Une fois les aides déduites, la question devient celle du solde : sur le cas type à Saint-Goin, le reste à charge d'un ménage très modeste ressort à 6 000 € après aide ANAH et prise en charge de l'accompagnement. Étalé sur quinze ans en éco-prêt à taux zéro, cela représente de l'ordre de 35 € par mois, à comparer aux 1 400 € d'économie annuelle attendue sur la facture d'énergie.
Le poids du parc collectif indique le nombre de bâtiments concernés par une procédure d'assemblée générale, et les données de Saint-Goin le montrent nettement. On relève 84 % de maisons individuelles, un rattachement intercommunal à CC du Haut Béarn, 71 % de propriétaires occupants, en zone climatique H2c. Ces valeurs ne décident d'aucun projet à elles seules, mais elles fixent l'ordre de grandeur dans lequel un chiffrage à Saint-Goin est crédible.
L'écueil le plus coûteux reste un audit trop ancien au moment du dépôt du dossier. Sa reprise après coup coûte couramment 10 à 20 % du poste, soit 24 750 € à 49 500 € sur le chiffrage retenu à Saint-Goin — un montant qui n'est jamais couvert une seconde fois par l'aide, déjà consommée.
Trésorerie du projet à Saint-Goin : 6 000 € de reste à charge pour le profil le plus aidé, accompagnement pris en charge jusqu'à 2 000 €. Un éco-prêt de quinze ans ramène l'effort à 35 € par mois, à comparer aux 1 400 € d'économie annuelle auxquels le programme collectif participe.
Combien d'occupants, quels besoins : avec 2.03 personne(s) par résidence principale à Saint-Goin, les besoins d'eau chaude et de renouvellement d'air se déduisent directement. C'est sur cette base, et sur 105 m², que un programme voté en assemblée générale doit être dimensionné.
Le choix du scénario change l'assiette : à Saint-Goin, elle passe de 30 000 € HT à deux classes à 40 000 € HT dès trois classes. Avec le programme collectif chiffré autour de 247 500 €, l'arbitrage consiste à vérifier si le poste complémentaire nécessaire pour franchir la troisième classe coûte moins que le supplément d'aide qu'il déclenche.
Une seule ligne du devis engage réellement l'entreprise : celle qui porte un gain d'au moins 35 % de consommation conventionnelle.
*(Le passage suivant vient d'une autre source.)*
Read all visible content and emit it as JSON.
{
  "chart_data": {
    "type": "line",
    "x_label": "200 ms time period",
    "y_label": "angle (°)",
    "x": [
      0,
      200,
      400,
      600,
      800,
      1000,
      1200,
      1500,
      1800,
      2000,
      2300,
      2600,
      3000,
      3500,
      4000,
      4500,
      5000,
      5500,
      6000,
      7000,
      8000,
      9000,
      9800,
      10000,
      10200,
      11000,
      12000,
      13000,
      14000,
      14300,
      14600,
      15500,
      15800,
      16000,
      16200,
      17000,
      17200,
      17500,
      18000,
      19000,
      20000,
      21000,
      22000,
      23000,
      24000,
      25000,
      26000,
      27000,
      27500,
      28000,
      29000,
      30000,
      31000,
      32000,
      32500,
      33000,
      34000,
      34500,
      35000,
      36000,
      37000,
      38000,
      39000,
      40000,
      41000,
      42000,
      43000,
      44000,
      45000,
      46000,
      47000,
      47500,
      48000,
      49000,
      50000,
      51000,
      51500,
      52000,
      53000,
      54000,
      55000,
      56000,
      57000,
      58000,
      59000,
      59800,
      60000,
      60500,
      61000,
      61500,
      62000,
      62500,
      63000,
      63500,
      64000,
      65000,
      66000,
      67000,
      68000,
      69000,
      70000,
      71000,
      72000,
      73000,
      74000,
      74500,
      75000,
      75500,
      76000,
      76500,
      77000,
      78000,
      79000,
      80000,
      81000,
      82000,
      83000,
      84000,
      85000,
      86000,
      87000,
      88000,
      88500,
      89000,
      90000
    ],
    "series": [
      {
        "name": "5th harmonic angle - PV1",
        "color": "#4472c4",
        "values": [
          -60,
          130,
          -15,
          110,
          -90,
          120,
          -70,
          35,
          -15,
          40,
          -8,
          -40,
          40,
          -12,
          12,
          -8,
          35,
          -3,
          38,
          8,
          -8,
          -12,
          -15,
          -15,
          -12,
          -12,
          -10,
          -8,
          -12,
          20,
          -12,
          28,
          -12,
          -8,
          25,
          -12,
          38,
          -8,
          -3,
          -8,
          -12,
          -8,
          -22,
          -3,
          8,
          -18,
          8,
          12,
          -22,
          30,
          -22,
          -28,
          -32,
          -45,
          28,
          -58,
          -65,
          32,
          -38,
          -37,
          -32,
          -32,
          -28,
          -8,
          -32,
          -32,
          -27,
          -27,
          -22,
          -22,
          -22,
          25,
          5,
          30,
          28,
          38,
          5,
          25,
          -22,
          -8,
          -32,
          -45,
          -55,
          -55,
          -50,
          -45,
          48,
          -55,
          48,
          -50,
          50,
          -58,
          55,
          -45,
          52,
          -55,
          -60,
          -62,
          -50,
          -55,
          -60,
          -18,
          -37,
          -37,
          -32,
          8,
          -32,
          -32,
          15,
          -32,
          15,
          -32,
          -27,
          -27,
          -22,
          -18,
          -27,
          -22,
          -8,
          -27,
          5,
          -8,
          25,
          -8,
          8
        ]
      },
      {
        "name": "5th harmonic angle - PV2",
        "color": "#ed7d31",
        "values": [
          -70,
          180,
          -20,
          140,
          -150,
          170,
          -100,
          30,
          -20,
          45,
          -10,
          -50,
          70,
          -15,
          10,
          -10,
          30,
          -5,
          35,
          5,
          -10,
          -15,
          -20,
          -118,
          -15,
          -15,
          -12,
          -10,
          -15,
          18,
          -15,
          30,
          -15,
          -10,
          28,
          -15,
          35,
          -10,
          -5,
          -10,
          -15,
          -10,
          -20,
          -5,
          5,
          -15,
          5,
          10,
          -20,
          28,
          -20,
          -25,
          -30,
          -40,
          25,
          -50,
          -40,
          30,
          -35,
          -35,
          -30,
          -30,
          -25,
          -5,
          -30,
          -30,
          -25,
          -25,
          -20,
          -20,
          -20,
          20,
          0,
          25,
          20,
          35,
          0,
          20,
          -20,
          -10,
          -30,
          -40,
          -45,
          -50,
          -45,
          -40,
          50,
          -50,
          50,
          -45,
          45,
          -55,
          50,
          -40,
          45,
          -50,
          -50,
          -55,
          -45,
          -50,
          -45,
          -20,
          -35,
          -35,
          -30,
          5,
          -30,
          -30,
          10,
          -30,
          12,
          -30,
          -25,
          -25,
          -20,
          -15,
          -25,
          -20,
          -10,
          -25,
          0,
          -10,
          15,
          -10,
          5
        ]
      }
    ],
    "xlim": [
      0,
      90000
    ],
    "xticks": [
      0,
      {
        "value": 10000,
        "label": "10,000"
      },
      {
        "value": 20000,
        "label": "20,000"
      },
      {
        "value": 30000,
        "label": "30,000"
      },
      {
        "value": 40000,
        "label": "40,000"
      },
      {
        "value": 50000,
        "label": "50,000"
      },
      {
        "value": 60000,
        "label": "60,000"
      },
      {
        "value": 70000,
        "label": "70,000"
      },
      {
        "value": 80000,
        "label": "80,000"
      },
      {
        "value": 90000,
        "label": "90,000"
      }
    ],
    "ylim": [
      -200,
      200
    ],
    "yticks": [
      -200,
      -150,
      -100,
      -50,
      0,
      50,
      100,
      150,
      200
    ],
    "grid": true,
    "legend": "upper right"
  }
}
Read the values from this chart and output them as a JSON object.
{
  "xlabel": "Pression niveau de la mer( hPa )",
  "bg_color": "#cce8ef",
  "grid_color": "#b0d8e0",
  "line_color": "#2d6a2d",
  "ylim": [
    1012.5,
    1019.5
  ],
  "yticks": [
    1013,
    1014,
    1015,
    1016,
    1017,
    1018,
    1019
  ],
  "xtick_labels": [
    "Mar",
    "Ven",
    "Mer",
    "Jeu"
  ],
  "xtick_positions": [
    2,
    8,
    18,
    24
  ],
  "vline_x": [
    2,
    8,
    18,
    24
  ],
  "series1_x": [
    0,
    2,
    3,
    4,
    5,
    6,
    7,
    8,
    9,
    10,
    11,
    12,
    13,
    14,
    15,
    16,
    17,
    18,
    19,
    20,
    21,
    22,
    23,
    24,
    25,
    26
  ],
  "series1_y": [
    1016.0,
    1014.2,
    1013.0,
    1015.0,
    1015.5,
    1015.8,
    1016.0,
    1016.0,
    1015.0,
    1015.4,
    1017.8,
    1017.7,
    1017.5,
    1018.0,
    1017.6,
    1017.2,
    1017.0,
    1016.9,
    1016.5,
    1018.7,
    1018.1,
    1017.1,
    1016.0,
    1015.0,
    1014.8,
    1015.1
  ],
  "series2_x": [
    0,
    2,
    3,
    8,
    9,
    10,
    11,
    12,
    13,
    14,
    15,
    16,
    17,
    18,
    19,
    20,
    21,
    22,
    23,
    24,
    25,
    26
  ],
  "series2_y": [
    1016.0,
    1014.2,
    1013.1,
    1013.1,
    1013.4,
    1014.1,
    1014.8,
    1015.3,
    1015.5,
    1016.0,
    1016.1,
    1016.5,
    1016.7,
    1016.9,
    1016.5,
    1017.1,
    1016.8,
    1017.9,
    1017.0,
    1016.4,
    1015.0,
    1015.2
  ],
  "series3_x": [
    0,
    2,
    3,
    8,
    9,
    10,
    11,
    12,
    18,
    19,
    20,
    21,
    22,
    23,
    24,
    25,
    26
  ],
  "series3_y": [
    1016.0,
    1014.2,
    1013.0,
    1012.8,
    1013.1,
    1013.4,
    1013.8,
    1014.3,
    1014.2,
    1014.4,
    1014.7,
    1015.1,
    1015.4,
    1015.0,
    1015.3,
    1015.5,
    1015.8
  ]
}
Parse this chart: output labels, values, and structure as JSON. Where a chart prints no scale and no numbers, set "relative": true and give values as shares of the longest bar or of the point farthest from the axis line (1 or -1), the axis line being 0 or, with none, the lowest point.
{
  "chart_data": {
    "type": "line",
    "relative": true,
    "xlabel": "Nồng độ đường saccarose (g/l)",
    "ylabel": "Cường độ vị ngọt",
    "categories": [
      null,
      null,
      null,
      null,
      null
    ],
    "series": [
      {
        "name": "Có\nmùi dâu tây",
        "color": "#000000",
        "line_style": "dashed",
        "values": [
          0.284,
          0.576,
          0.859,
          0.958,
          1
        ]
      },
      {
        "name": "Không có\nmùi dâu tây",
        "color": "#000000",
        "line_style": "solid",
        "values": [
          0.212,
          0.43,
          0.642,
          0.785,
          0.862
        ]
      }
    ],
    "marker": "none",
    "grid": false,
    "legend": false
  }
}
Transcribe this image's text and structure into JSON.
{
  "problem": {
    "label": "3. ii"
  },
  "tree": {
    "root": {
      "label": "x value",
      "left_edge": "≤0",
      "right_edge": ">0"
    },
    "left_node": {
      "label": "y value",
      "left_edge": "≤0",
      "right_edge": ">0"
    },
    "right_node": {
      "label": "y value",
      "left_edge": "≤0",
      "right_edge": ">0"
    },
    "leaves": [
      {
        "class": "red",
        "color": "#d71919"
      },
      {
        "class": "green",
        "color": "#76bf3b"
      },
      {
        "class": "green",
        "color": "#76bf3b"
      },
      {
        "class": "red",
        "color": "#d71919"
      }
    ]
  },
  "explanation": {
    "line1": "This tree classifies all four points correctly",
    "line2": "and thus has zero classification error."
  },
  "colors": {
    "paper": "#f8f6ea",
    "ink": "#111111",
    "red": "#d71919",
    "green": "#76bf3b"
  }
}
Pour un programme voté en assemblée générale à Saint-Goin, exiger sa présence écrite vaut mieux que toute garantie orale, car c'est cette valeur que l'organisme instructeur contrôle avant de solder le dossier.
Pourquoi la même solution ne se classe pas au même rang partout : à Saint-Goin relève de la zone H2c, dont la base conventionnelle atteint 225 kWh/m²/an. Le temps de retour de un programme voté en assemblée générale s'en trouve mécaniquement raccourci par rapport aux zones plus douces.
Ce que vérifie l'instructeur avant de payer à Saint-Goin : que un gain d'au moins 35 % de consommation conventionnelle figure au devis, que un maître d'œuvre mandaté par le syndicat soit qualifié RGE à la date de signature, et que la levée des réserves lot par lot soit joint. À la clé, un solde pouvant atteindre 32 000 €.